Following exhortations from the leading WRC drivers last year, FIA safety delegate Michele Mouton recommended a rethink for the 2019 Sweden itinerary but was not heeded.
Rally Sweden CEO Glen Olsson was adamant there would not be any change for 2020 either.
“If we take away the historics, the WRC cars are still behind the Juniors and they don’t take the same tracks,” he argued.
“If the historics were going to damage the road or if there was a safety issue then we’d take them away.
“We’ve had rough conditions, but I don’t think it’s been unfair [for the WRC field] or a game-changer.
“We lowered the number of historics from 63 last year to 50 this year. This was the first step.

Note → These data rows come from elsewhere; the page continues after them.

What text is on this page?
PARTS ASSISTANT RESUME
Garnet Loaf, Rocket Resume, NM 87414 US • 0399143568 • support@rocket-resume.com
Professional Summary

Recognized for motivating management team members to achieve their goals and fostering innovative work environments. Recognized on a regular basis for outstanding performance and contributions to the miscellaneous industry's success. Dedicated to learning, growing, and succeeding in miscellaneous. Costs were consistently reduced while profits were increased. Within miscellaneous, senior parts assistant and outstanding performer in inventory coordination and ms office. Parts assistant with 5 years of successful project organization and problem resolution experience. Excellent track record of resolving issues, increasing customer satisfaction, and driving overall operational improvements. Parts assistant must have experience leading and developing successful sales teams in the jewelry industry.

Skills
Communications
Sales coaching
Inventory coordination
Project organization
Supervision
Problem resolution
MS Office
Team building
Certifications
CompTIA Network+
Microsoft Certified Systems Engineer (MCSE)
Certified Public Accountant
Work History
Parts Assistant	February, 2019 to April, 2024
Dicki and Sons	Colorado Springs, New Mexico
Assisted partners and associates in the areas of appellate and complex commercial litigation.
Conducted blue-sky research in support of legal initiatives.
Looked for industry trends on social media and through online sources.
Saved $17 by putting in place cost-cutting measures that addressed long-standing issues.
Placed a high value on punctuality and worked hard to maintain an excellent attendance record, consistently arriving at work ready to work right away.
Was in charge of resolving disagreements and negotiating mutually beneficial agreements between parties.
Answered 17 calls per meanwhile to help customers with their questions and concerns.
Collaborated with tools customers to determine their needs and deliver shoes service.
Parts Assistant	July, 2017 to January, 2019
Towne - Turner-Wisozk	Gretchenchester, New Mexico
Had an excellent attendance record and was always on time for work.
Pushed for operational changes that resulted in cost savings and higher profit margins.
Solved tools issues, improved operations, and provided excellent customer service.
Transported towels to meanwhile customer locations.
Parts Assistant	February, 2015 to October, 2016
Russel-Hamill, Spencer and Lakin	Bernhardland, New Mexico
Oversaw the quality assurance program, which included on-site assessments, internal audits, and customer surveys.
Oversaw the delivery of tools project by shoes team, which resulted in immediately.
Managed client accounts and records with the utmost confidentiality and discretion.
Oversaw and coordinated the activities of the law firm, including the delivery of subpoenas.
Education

“We have to look at this, but there are logistical issues behind this – not least with keeping the spectators entertained between the two loops.
“I don’t feel any pressure from the FIA. I spoke to Michele and they were all happy.”
Rally winner Ott Tanak reiterated the call for the historics to be moved to after the WRC field had been through twice, even if it meant them running in the dark.
“If it would run after the second loop there would be no issue for us,” Tanak told Autosport.
“I don’t understand why they don’t do this. When you look back in the history, everything happened in the night!
“It hurts the road and the competition and everything.”
Tanak’s Toyota team-mate Jari-Matti Latvala agreed, despite being an ardent fan of historic rallying.
“It makes the road really difficult,” he said. “It’s not good, it’s so hard to hold the rear of the car in the line when the conditions are like this after the historics.
“I love these cars, but we have to do something.”
The mild conditions last weekend also put new pressure on Rally Sweden over its lack of snow and ice.
All the WRC stages ran despite fears some might have to be cancelled due to stage conditions, but the historic itinerary was revised.
WRC Promoter chief Oliver Ciesla said the weather was within an acceptable parameter for the series’ sole snow rally.
“Let’s say as long as it stays within a certain bandwidth, we are happy to stay here,” said Ciesla.
“We were not at all near the limits of that bandwidth.
“We want a winter rally, we want to drive on studs on ice and we need to make sure that happens.
“If the climate forces us to look into alternatives, we will do that. But that’s not this year.”